I could go on more about that, but I'm trying to draw this to a conclusion and put this thread back on its track.

The point is, I guess, that I was referring to only THIS specific instance here--although granted, even here I don't really KNOW how "able" the individual in question is to "help" themselves by getting help. I can guarantee you that if it were MY kid, they would GET the help they need.

But it's NOT my kid, and honestly, I'm NOT perfect (big shock!!) and my love and concern falls FAR short of unconditional. For my kids, yeah, it's unconditional. For my youth kids at church, and my ladies in the Hand Up program, it's unconditional.
But for perfect strangers I come across on the internet--I gotta admit, I fall short.

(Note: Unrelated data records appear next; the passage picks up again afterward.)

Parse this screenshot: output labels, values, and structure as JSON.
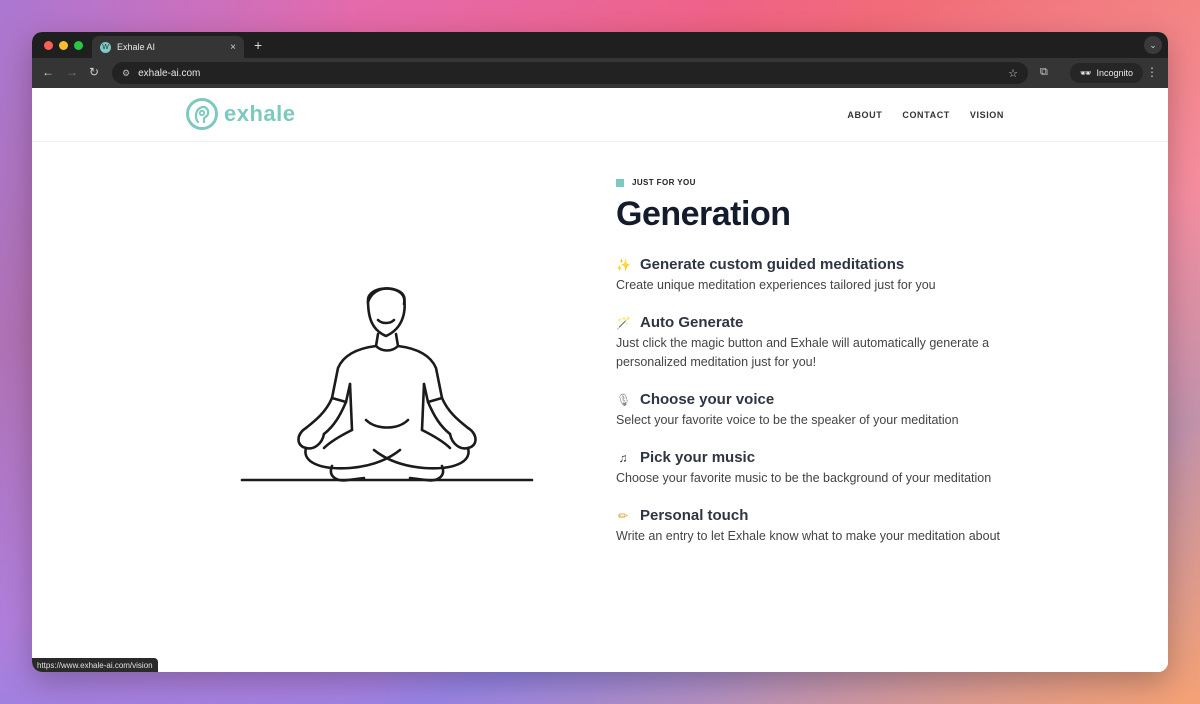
{
  "browser": {
    "tab_title": "Exhale AI",
    "tab_close": "×",
    "new_tab": "+",
    "url": "exhale-ai.com",
    "incognito_label": "Incognito",
    "status_url": "https://www.exhale-ai.com/vision"
  },
  "header": {
    "logo_text": "exhale",
    "nav": [
      "ABOUT",
      "CONTACT",
      "VISION"
    ]
  },
  "section": {
    "eyebrow": "JUST FOR YOU",
    "title": "Generation",
    "features": [
      {
        "icon": "✨",
        "icon_name": "sparkles-icon",
        "title": "Generate custom guided meditations",
        "desc": "Create unique meditation experiences tailored just for you"
      },
      {
        "icon": "🪄",
        "icon_name": "magic-wand-icon",
        "title": "Auto Generate",
        "desc": "Just click the magic button and Exhale will automatically generate a personalized meditation just for you!"
      },
      {
        "icon": "🎙",
        "icon_name": "microphone-icon",
        "title": "Choose your voice",
        "desc": "Select your favorite voice to be the speaker of your meditation"
      },
      {
        "icon": "♫",
        "icon_name": "music-note-icon",
        "title": "Pick your music",
        "desc": "Choose your favorite music to be the background of your meditation"
      },
      {
        "icon": "✏",
        "icon_name": "pencil-icon",
        "title": "Personal touch",
        "desc": "Write an entry to let Exhale know what to make your meditation about"
      }
    ]
  },
  "colors": {
    "accent": "#7ccabf",
    "title": "#141b2d",
    "text": "#444444"
  }
}
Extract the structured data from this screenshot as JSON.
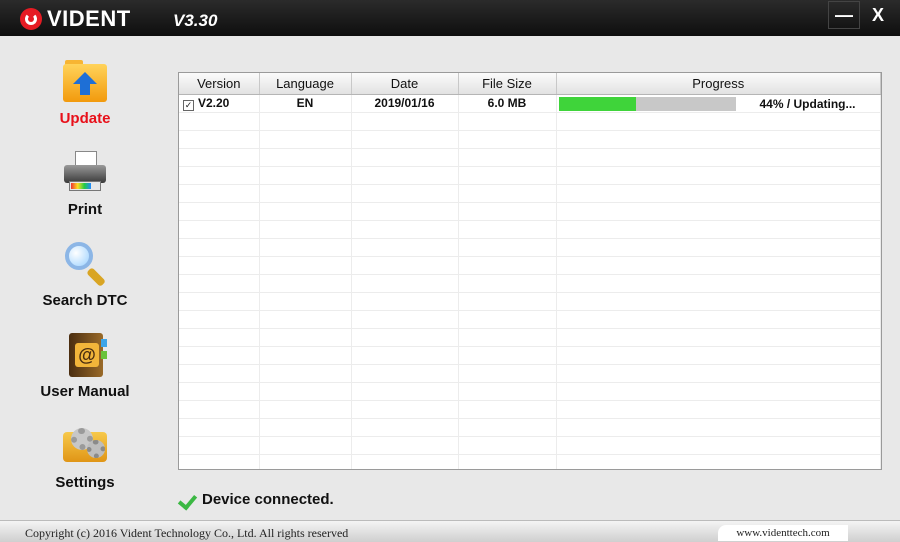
{
  "window": {
    "brand": "VIDENT",
    "version": "V3.30",
    "minimize_label": "—",
    "close_label": "X"
  },
  "sidebar": {
    "items": [
      {
        "label": "Update",
        "icon": "folder-update-icon",
        "active": true
      },
      {
        "label": "Print",
        "icon": "printer-icon",
        "active": false
      },
      {
        "label": "Search DTC",
        "icon": "magnifier-icon",
        "active": false
      },
      {
        "label": "User Manual",
        "icon": "address-book-icon",
        "active": false
      },
      {
        "label": "Settings",
        "icon": "gears-icon",
        "active": false
      }
    ]
  },
  "table": {
    "columns": [
      "Version",
      "Language",
      "Date",
      "File Size",
      "Progress"
    ],
    "rows": [
      {
        "checked": true,
        "version": "V2.20",
        "language": "EN",
        "date": "2019/01/16",
        "file_size": "6.0 MB",
        "progress": 44,
        "progress_text": "44% / Updating..."
      }
    ]
  },
  "status": {
    "text": "Device connected.",
    "icon": "checkmark-icon"
  },
  "footer": {
    "copyright": "Copyright (c) 2016 Vident Technology Co., Ltd. All rights reserved",
    "website": "www.videnttech.com"
  },
  "colors": {
    "accent_red": "#e8101a",
    "progress_green": "#3fd43a",
    "progress_track": "#c8c8c8"
  }
}
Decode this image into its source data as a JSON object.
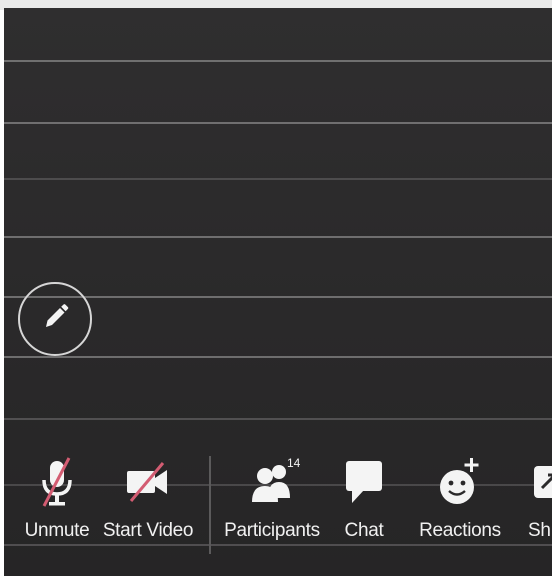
{
  "toolbar": {
    "unmute_label": "Unmute",
    "start_video_label": "Start Video",
    "participants_label": "Participants",
    "participants_count": "14",
    "chat_label": "Chat",
    "reactions_label": "Reactions",
    "share_label": "Sh"
  },
  "icons": {
    "annotate": "pencil-icon",
    "unmute": "microphone-muted-icon",
    "start_video": "video-camera-off-icon",
    "participants": "people-icon",
    "chat": "speech-bubble-icon",
    "reactions": "smiley-plus-icon",
    "share": "share-screen-icon"
  },
  "colors": {
    "background": "#2b2a2b",
    "toolbar_text": "#f1f1f1",
    "muted_slash": "#d35c72",
    "icon": "#f4f4f4"
  }
}
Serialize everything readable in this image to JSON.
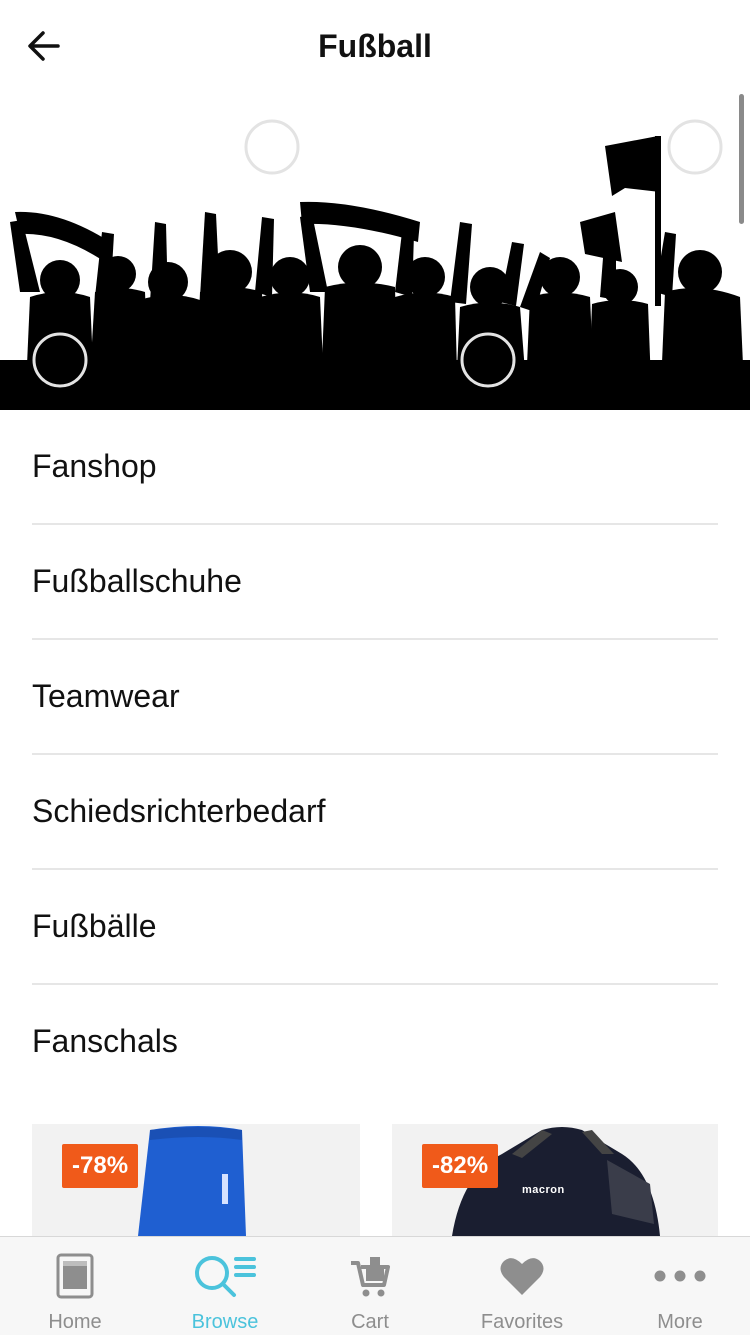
{
  "header": {
    "title": "Fußball"
  },
  "categories": [
    {
      "label": "Fanshop"
    },
    {
      "label": "Fußballschuhe"
    },
    {
      "label": "Teamwear"
    },
    {
      "label": "Schiedsrichterbedarf"
    },
    {
      "label": "Fußbälle"
    },
    {
      "label": "Fanschals"
    }
  ],
  "products": [
    {
      "discount": "-78%"
    },
    {
      "discount": "-82%",
      "brand": "macron"
    }
  ],
  "tabbar": {
    "active": "Browse",
    "active_color": "#4bc3dc",
    "inactive_color": "#8e8e8e",
    "tabs": [
      {
        "label": "Home",
        "icon": "tablet-icon"
      },
      {
        "label": "Browse",
        "icon": "search-list-icon"
      },
      {
        "label": "Cart",
        "icon": "cart-icon"
      },
      {
        "label": "Favorites",
        "icon": "heart-icon"
      },
      {
        "label": "More",
        "icon": "more-icon"
      }
    ]
  }
}
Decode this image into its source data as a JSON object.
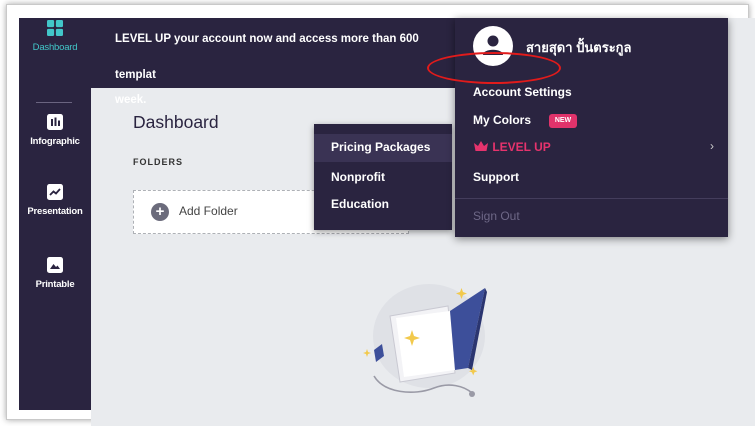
{
  "sidebar": {
    "items": [
      {
        "label": "Dashboard",
        "icon": "dashboard-grid-icon",
        "active": true
      },
      {
        "label": "Infographic",
        "icon": "bar-chart-icon",
        "active": false
      },
      {
        "label": "Presentation",
        "icon": "trend-chart-icon",
        "active": false
      },
      {
        "label": "Printable",
        "icon": "image-icon",
        "active": false
      }
    ]
  },
  "banner": {
    "line1": "LEVEL UP your account now and access more than 600 templat",
    "line2": "week."
  },
  "main": {
    "title": "Dashboard",
    "folders_label": "FOLDERS",
    "add_folder_label": "Add Folder"
  },
  "pricing_menu": {
    "items": [
      "Pricing Packages",
      "Nonprofit",
      "Education"
    ]
  },
  "account_menu": {
    "user_name": "สายสุดา ปั้นตระกูล",
    "account_settings": "Account Settings",
    "my_colors": "My Colors",
    "new_badge": "NEW",
    "level_up": "LEVEL UP",
    "support": "Support",
    "sign_out": "Sign Out"
  },
  "colors": {
    "sidebar_bg": "#2a2440",
    "accent_teal": "#42c7c9",
    "accent_pink": "#e0336b",
    "annotation_red": "#e11b1b"
  }
}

And so, perhaps instead of "I can't help you if you won't help yourself" my response would more precisely be that SOMETIMES I *won't* help you if you won't help yourself--if I believe that you DO have the ability to help yourself. It's MY help, and I DO have very limited resources (time AND money) so I guess I get to be the judge of who gets it.


So I guess I wrote a treatise anyway. A very short one. :D
 
You can write a book, but you can't always get someone to read it.
 
One is not late, but just behind on the times.
 
"Better to have loved and lost, than to have never loved at all."
-St. Augustine

My old granddad had a twist on this one. he used to say "It's better to have loved a short girl than never to have loved a tall"
 
^^ i've always had a midget fascination. there's a really sexy one working at McDonalds....
 
Some people just have weird fetishes, and you will never be able to fix them. Donkeys included.
 
Some people just have weird fetishes, and you will never be able to fix them. Donkeys included.

pot...kettle...anyone? :mrgreen:

s'cool man, ive seen it all. done most of it. some of it twice.
 
B*****s ain't s**t but hoes and tricks.

Real talk.
 
You don't choose the thug life. The thug life chooses you.
 
If you can't twerk it, you can't work it.
 
To the window, to the wall. Until the sweat drips down my balls. - the twins of yin and yang

Fo' fo's I'm tippin', wood grain I'm grippin'. - Michael Jones

Hey hey, hey hey. Smoke weed every day. - Tyrone

There's a lot to learn from modern rap music.